C’est à Moisés Marin que revient l’honneur d’ouvrir les festivités vocales, avec l’air redoutable confié à Goffredo dans lequel le ténor espagnol impressionne par une émission maîtrisée sur l’ensemble de la tessiture, y compris dans l’extrême grave qui reste superbement timbré. Les variations proposées (« Arditi, all’ire ») sont sobres, élégantes, parfaitement exécutées. Nous n’avions pas entendu Patrick Kabongo dans Rossini depuis son Barbier de Séville tourangeau en 2020 : sa voix semble avoir encore gagné en rondeur et en projection, avec, là aussi, de beaux graves chauds et bien timbrés. La technique vocale est toujours aussi maîtrisée, permettant au chanteur, dans son air d’entrée, des vocalises déliées parfaitement intégrées à la ligne de chant, ou encore un superbe diminuendo sur « cruda mercè mi da ». Michele Angelini, enfin, fait entendre en Rinaldo une voix suffisamment différente de celle de ses collègues en termes de couleurs pour éviter tout risque de monotonie. L’émission et la projection vocale semblent chez ce ténor italien étonnamment naturelles et faciles, l’effort n’étant guère perceptible (si peu…) que dans l’extrême aigu de la tessiture. La couleur de la voix, fraîche et claire, lui permet de valoriser le côté tendre et amoureux du personnage plus encore que son aspect héroïque, même s’il fait preuve de toute la vaillance attendue dans l’étonnant trio du dernier acte, où la maîtrise des coloratures et des redoutables sauts de tessiture impressionne le public qui lui réserve la plus belle ovation de la soirée. Une ovation partagée avec ses collègues Chuan Wang (Carlo) et César Arrieta (Ubaldo) qui lui apportent une réplique parfaitement appropriée. Le ténor vénézuelien César Arrieta, notamment, séduit par un timbre doux et chaleureux qui semble le destiner à certains emplois mozartiens ou rossiniens : il pourrait sans doute être dans quelque temps un fort joli Almaviva ou Ramiro… Manuel Amati (Eustazio), Shi Zong (Astarotte) et Jusung Gabriel Park (Idraote) complètent efficacement cette distribution masculine d’une belle homogénéité.
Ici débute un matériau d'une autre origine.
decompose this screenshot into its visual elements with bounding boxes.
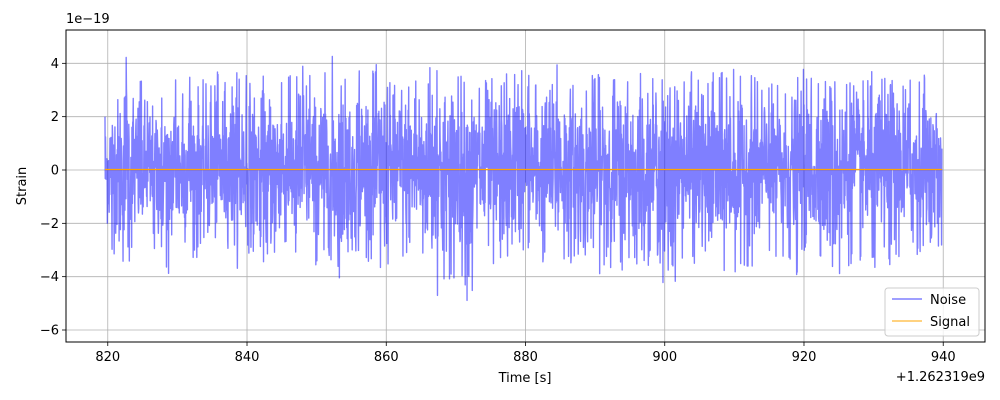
legend: Noise Signal: [884, 287, 980, 337]
y-tick-label: −4: [40, 270, 59, 285]
y-tick-label: −2: [40, 217, 59, 232]
x-tick-label: 880: [513, 350, 538, 365]
noise-line: [104, 55, 943, 302]
legend-box: [884, 287, 980, 337]
y-tick-label: −6: [40, 324, 59, 339]
y-axis: −6 −4 −2 0 2 4: [40, 57, 66, 339]
x-tick-label: 900: [652, 350, 677, 365]
y-tick-label: 0: [51, 164, 59, 179]
x-tick-label: 940: [931, 350, 956, 365]
x-offset-label: +1.262319e9: [896, 370, 985, 385]
legend-noise-label: Noise: [930, 293, 966, 308]
x-tick-label: 920: [792, 350, 817, 365]
x-tick-label: 820: [95, 350, 120, 365]
y-axis-label: Strain: [15, 167, 30, 206]
y-scale-label: 1e−19: [66, 12, 110, 27]
x-axis: 820 840 860 880 900 920 940: [95, 342, 956, 365]
x-tick-label: 860: [374, 350, 399, 365]
x-tick-label: 840: [235, 350, 260, 365]
legend-signal-label: Signal: [930, 315, 970, 330]
x-axis-label: Time [s]: [498, 371, 552, 386]
y-tick-label: 4: [51, 57, 59, 72]
y-tick-label: 2: [51, 110, 59, 125]
noise-series: [104, 55, 943, 302]
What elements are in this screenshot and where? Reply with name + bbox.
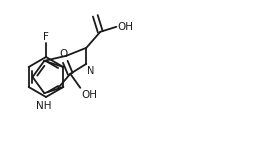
Text: O: O: [59, 49, 67, 59]
Text: N: N: [87, 66, 95, 76]
Text: NH: NH: [35, 101, 51, 111]
Text: OH: OH: [81, 90, 97, 100]
Text: OH: OH: [117, 22, 133, 32]
Text: F: F: [43, 32, 49, 42]
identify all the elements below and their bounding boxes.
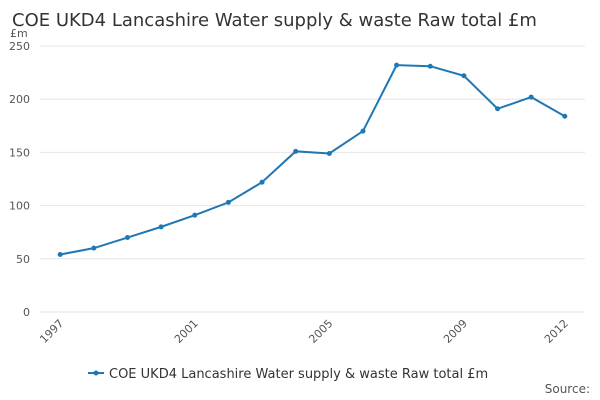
x-tick-label: 2009 (441, 317, 470, 346)
data-point[interactable] (124, 235, 130, 241)
data-point[interactable] (57, 252, 63, 258)
chart-title: COE UKD4 Lancashire Water supply & waste… (12, 10, 537, 31)
data-point[interactable] (293, 148, 299, 154)
x-tick-label: 1997 (37, 317, 66, 346)
data-point[interactable] (528, 94, 534, 100)
y-tick-label: 50 (16, 253, 30, 266)
data-point[interactable] (360, 128, 366, 134)
data-point[interactable] (158, 224, 164, 230)
data-point[interactable] (495, 106, 501, 112)
y-tick-label: 200 (9, 93, 30, 106)
data-point[interactable] (562, 113, 568, 119)
data-point[interactable] (225, 199, 231, 205)
legend-swatch-marker (93, 370, 99, 376)
data-point[interactable] (259, 179, 265, 185)
y-tick-label: 250 (9, 40, 30, 53)
data-point[interactable] (394, 62, 400, 68)
x-tick-label: 2012 (542, 317, 571, 346)
source-label: Source: (545, 382, 590, 396)
x-tick-label: 2005 (306, 317, 335, 346)
y-tick-label: 0 (23, 306, 30, 319)
gridlines (40, 45, 585, 313)
data-point[interactable] (326, 150, 332, 156)
y-axis-ticks: 0 50 100 150 200 250 (9, 40, 30, 319)
data-point[interactable] (461, 73, 467, 79)
data-point[interactable] (192, 212, 198, 218)
y-tick-label: 150 (9, 146, 30, 159)
x-axis-ticks: 1997 2001 2005 2009 2012 (37, 317, 571, 346)
x-tick-label: 2001 (172, 317, 201, 346)
data-point[interactable] (91, 245, 97, 251)
y-axis-unit-label: £m (10, 27, 28, 40)
legend-label: COE UKD4 Lancashire Water supply & waste… (109, 367, 488, 382)
series-line (59, 64, 566, 256)
legend[interactable]: COE UKD4 Lancashire Water supply & waste… (88, 367, 488, 382)
data-point[interactable] (427, 63, 433, 69)
y-tick-label: 100 (9, 200, 30, 213)
series-layer (57, 62, 568, 258)
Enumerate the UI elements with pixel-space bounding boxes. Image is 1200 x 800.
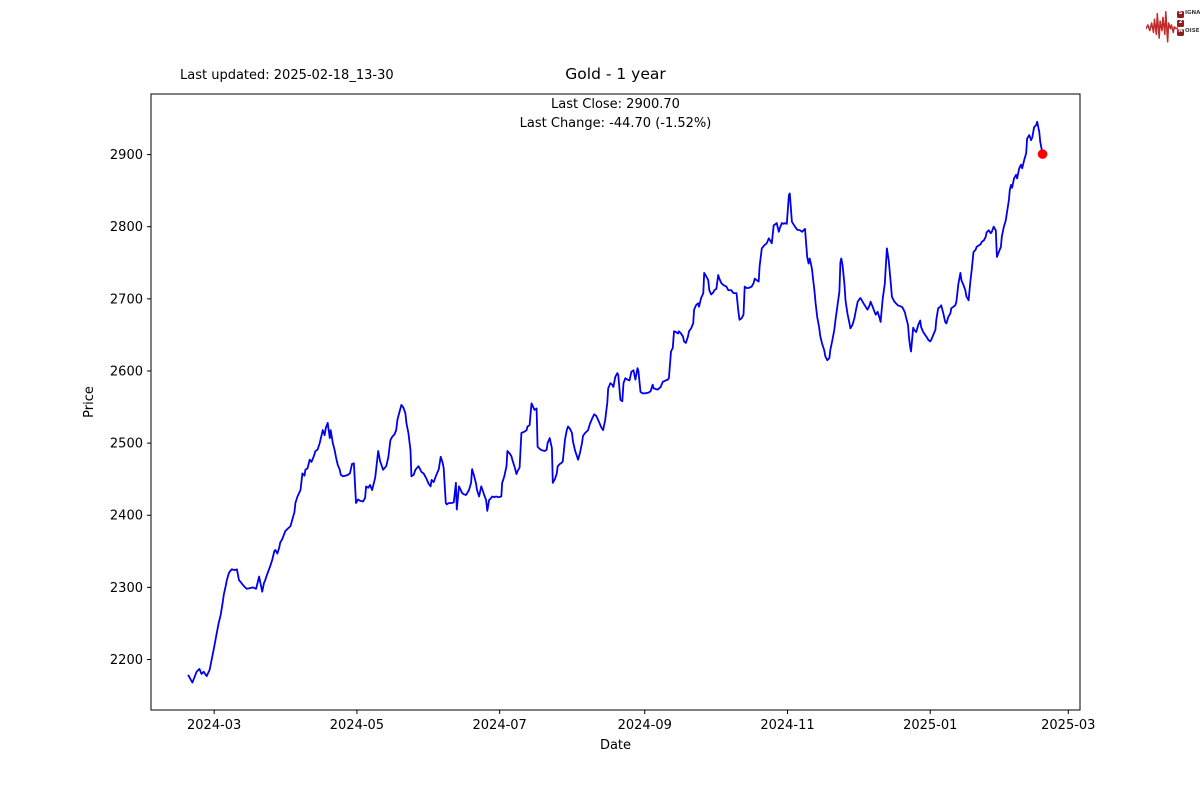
- plot-border: [150, 93, 1081, 711]
- logo-badge-s: S: [1177, 10, 1184, 18]
- y-tick-label: 2600: [110, 364, 143, 379]
- chart-title: Gold - 1 year: [565, 65, 666, 83]
- logo-badge-n: N: [1177, 28, 1184, 36]
- logo-row-signal: S IGNAL: [1177, 10, 1200, 18]
- logo-row-2: 2: [1177, 19, 1200, 27]
- x-tick-label: 2024-07: [473, 718, 527, 733]
- x-tick-label: 2024-11: [760, 718, 814, 733]
- y-tick-label: 2200: [110, 653, 143, 668]
- y-tick-label: 2900: [110, 148, 143, 163]
- x-tick-label: 2025-01: [903, 718, 957, 733]
- logo-row-noise: N OISE: [1177, 28, 1200, 36]
- signal2noise-logo: S IGNAL 2 N OISE: [1145, 4, 1200, 46]
- last-updated-text: Last updated: 2025-02-18_13-30: [180, 68, 394, 83]
- y-tick-label: 2500: [110, 437, 143, 452]
- x-tick-label: 2025-03: [1041, 718, 1095, 733]
- x-tick-label: 2024-03: [187, 718, 241, 733]
- x-tick-label: 2024-05: [330, 718, 384, 733]
- y-tick-label: 2400: [110, 509, 143, 524]
- gold-price-line: [187, 120, 1044, 684]
- y-tick-label: 2300: [110, 581, 143, 596]
- last-close-annotation: Last Close: 2900.70 Last Change: -44.70 …: [0, 95, 1200, 133]
- x-axis-label: Date: [599, 738, 632, 753]
- last-close-line: Last Close: 2900.70: [551, 97, 680, 112]
- y-tick-label: 2700: [110, 292, 143, 307]
- y-tick-label: 2800: [110, 220, 143, 235]
- x-tick-label: 2024-09: [618, 718, 672, 733]
- last-change-line: Last Change: -44.70 (-1.52%): [519, 116, 712, 131]
- logo-badge-2: 2: [1177, 19, 1184, 27]
- heartbeat-waveform-icon: [1145, 11, 1179, 43]
- last-close-marker: [1037, 149, 1048, 159]
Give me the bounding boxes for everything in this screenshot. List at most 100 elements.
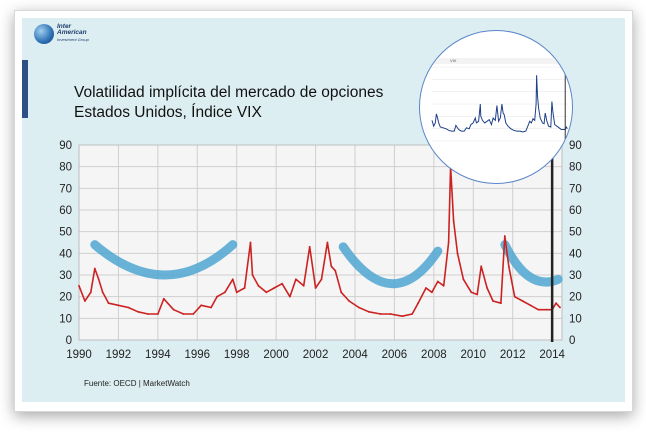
vix-data-point	[559, 306, 561, 309]
vix-data-point	[499, 302, 502, 305]
vix-data-point	[192, 313, 195, 315]
y-tick-label: 70	[59, 183, 72, 195]
y-tick-label-right: 30	[569, 270, 582, 282]
vix-data-point	[555, 302, 557, 305]
slide: Inter American Investment Group Volatili…	[22, 18, 625, 402]
x-tick-label: 2008	[421, 349, 447, 361]
x-tick-label: 2010	[460, 349, 486, 361]
plot-frame	[78, 144, 563, 341]
vix-data-point	[93, 267, 96, 270]
vix-data-point	[249, 241, 252, 244]
vix-data-point	[545, 308, 548, 311]
source-note: Fuente: OECD | MarketWatch	[84, 379, 190, 388]
y-tick-label-right: 0	[569, 335, 575, 347]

On attendait, dans le rôle-titre, Angela Meade, dont les moyens pour le moins impressionnants auraient pu a priori correspondre à l’emploi vocalement terrifiant d’Armida. C’est finalement à la jeune Ruth Iniesta, qui avait impressionné Camillo Faverzani l’été dernier à Brescia, qu’échoit le rôle-titre. Le premier acte nous laisse un peu dubitatif : si la voix se projette avec aisance, les vocalises manquent parfois de netteté et sont émises prudemment, souvent à mi-voix, contrairement à ce qu’exige cet emploi de soprano drammatico d’agilità (c’est particulièrement sensible dans le duo « Amor, possente nome », où la comparaison avec le chant de Rinaldo tourne à l’avantage du ténor). Mais dès le deuxième acte, la chanteuse sort de sa réserve : le fameux « D’amore, al dolce impero » impressionne par ses variations prises à un tempo extrêmement rapide et le suraigu qui le couronne. Si les terrifiantes imprécations d’Armida (« Se al mio crudel tormento ») excèdent quelque peu les moyens de la chanteuse (mais quel soprano des XXe et XXIe siècles, Callas exceptée, en vient véritablement à bout ?), la scène finale, dans le pathétique de « Dove son’io » comme dans la fureur destructrice de « È ver … gode quest’anima », force le respect et valent à la chanteuse, pour l’implication totale dont elle fait preuve, un formidable succès.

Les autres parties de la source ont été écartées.